La vulnérabilité constitue en effet un élément à part entière de l’appréciation des possibilités de fuite interne à la disposition de la personne sollicitant une protection. Au moment d’appréciation la réalité des possibilités de fuite interne, les autorités nationales doivent en effet tenir compte de la situation générale dans le pays d’origine mais aussi de la situation individuelle du demandeur (article 8§2 directive Qualification refondue). L’incidence de la vulnérabilité à ce stade est ainsi bien réelle. La vulnérabilité particulière d’un individu peut en effet clairement empêcher de considérer une alternative de fuite interne comme raisonnable.
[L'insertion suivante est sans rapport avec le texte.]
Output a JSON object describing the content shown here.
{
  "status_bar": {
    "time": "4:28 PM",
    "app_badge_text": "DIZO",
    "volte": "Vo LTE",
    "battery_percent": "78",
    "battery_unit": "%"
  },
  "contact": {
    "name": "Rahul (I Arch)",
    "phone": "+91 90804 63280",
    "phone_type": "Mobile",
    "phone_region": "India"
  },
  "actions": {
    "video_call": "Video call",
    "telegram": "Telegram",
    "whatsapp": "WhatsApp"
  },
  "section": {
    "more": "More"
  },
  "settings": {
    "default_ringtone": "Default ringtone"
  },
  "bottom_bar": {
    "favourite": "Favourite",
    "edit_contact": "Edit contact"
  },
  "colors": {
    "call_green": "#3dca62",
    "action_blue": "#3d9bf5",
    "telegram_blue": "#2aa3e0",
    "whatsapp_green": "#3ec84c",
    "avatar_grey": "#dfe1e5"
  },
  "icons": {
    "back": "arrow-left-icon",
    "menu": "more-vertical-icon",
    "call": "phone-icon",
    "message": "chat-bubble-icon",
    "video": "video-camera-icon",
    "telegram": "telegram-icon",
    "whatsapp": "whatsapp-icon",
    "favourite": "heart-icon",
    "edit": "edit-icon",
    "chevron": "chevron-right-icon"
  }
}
Dans le cas d’espèce, il est clair que les troubles psychiatriques dont souffrent la requérante, mais aussi la présence d’un enfant en bas âge, ne permettent pas de conclure au caractère raisonnable d’une possibilité de fuite interne en Syrie.
Enfin, si les troubles psychiatriques de Mme C.K. peuvent difficilement ouvrir droit à la protection découlant de la Convention de Genève, ils peuvent justifier a contrario l’octroi de la protection subsidiaire. La reconnaissance du statut de réfugié à des demandeurs d’asile sur le fondement de leurs troubles mentaux est a priori impossible. Sauf à considérer, suivant la jurisprudence de la CourEDH reconnaissant l’existence du groupe vulnérable des personnes atteintes des troubles mentaux (CourEDH, 20 mai 2010, Alajos Kiss contre Hongrie, n°38832/06, para.42), que ces individus appartiennent à un groupe social particulier, persécuté dans leur pays d’origine, en raison de leur état de santé mentale. Mais dans l’attente de cet élargissement de l’accès à la protection conventionnelle, c’est vers la protection subsidiaire que l’on peut plus facilement se tourner. Comme indiqué précédemment, la vulnérabilité représente un élément d’appréciation de l’existence d’un traitement inhumain ou dégradant. Or, l’exposition à de tels traitements en cas de renvoi dans le pays d’origine justifie la reconnaissance du bénéfice de la protection subsidiaire (article 15 point b) directive Qualification refondue). La vulnérabilité a ainsi une place évidente dans l’évaluation du besoin de protection subsidiaire des personnes vulnérables, telle que la requérante au principal.
Au final, les troubles psychiatriques de la requérante justifient qu’elle soit considérée comme une personne vulnérable et soit, par conséquent, prise en charge en tant que telle. À ce titre, la suspension de son transfert doit être ordonnée, dans l’hypothèse où il ne la protégerait pas effectivement contre un risque de traitement inhumain ou dégradant. Plus encore, sa vulnérabilité particulière exigerait que la clause de souveraineté soit mise en œuvre par l’État membre de renvoi afin de lui éviter certes le transfert, mais surtout une procédure d’asile d’une durée excessive et déraisonnable au regard de sa situation individuelle. Des précautions et des garanties procédurales spéciales doivent en effet être mises en place pour les demandeurs vulnérables, pour qui, on l’a dit, la protection subsidiaire représente souvent le dernier rempart d’une prise en compte effective de leur vulnérabilité particulière.